The investment comes from General Catalyst’s Customer Value Fund (CVF), a fund structured specifically for late-stage startups that already have stable revenue. CVF doesn’t behave like a typical venture capital arm, it doesn’t buy equity.
It issues non-dilutive capital, secured against a company’s predictable income streams. For Grammarly, that’s an edge as it scales through the post-ZIRP (Zero Interest Rate Policy) market.
Grammarly, founded 14 years ago, generates more than $700 million annually and claims 40 million daily users. But the firm is changing direction, beyond grammar checks, toward a full-scale AI productivity suite.
The December 2024 acquisition of Coda, a productivity startup, marked a clear pivot.
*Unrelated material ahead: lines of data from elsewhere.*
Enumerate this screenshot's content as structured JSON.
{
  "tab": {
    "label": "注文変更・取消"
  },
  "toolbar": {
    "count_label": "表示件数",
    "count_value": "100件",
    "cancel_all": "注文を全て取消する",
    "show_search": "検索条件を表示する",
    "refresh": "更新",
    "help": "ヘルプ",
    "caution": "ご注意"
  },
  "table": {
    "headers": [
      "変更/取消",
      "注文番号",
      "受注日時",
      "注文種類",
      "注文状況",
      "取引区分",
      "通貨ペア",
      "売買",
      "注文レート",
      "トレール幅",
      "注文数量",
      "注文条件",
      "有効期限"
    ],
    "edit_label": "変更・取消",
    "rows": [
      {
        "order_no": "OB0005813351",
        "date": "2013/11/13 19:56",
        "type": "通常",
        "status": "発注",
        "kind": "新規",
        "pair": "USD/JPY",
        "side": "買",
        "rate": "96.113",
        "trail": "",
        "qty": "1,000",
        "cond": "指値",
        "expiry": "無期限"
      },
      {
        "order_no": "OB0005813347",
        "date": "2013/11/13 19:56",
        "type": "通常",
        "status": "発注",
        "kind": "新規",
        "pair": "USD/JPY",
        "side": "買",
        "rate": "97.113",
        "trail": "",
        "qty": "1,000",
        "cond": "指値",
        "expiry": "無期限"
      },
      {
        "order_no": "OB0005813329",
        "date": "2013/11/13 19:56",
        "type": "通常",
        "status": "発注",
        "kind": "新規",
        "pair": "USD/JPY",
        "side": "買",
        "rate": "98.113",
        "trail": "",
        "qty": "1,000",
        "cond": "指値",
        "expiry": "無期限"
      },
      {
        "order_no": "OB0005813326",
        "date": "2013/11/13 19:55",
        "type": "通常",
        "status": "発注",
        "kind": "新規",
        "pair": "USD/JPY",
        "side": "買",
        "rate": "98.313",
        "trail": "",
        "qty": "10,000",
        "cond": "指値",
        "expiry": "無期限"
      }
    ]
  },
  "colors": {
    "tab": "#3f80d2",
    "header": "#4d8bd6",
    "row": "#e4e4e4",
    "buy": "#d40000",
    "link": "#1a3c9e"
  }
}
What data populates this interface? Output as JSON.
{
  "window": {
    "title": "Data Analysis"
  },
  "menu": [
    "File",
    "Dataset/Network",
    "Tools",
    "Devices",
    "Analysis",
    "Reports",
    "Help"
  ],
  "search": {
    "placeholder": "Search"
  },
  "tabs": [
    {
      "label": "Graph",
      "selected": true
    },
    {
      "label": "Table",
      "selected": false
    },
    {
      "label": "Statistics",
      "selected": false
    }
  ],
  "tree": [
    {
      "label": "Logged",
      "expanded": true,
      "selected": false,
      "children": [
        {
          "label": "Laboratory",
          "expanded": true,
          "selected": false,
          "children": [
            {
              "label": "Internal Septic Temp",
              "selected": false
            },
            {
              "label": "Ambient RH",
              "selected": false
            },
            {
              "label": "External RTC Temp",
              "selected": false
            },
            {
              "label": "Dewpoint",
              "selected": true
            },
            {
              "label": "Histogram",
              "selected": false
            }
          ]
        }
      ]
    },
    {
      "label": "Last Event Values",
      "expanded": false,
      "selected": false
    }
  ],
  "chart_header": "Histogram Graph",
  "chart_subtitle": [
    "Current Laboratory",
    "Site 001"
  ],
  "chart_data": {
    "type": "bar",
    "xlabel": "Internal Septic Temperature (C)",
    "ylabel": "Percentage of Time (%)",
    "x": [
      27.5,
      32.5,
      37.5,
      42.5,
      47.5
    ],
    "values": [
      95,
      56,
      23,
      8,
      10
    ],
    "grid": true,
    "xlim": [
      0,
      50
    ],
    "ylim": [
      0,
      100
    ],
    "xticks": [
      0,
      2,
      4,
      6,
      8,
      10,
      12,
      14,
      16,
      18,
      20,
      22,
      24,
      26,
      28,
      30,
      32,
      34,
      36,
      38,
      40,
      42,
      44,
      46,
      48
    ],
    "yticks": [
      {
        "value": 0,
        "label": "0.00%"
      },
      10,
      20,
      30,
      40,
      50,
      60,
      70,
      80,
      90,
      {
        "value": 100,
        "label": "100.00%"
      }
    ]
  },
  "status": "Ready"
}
Shishir Mehrotra, Coda’s former CEO, now leads Grammarly’s next phase.
“Grammarly is evolving into an AI-powered productivity company,” Mehrotra said after the acquisition. The company is integrating third-party tools and moving into enterprise workflows, a strategy that demands aggressive go-to-market expansion and targeted acquisitions, both areas the new funding will support.
Again, the deal does not affect Grammarly’s valuation. Although it hit a $13 billion valuation during the height of the zero-interest boom in 2021, its current market value remains under wraps. An insider told us that today’s valuation is “significantly lower,” but didn’t offer figures.
Regardless, the nondilutive nature of the CVF deal ensures Grammarly doesn’t have to renegotiate that number down.
General Catalyst, through CVF, has backed close to 50 firms, including insurtech startup Lemonade and telehealth company Ro. The fund operates independently from the firm’s recent $8 billion raise and has its own limited partners.
In a past interview, CVF co-head Pranav Singhvi said the model is designed for “companies that are ready to grow, not experiment.”
The absence of equity transfer in the Grammarly deal is deliberate. “It’s capital that’s deeply aligned with business growth,” Singhvi explained.
Per TechCrunch, Grammarly didn’t respond to requests for comment on future IPO plans, though Mehrotra has hinted at it before. There’s no timeline yet, but if the firm continues scaling at this pace, a public offering could follow sooner rather than later.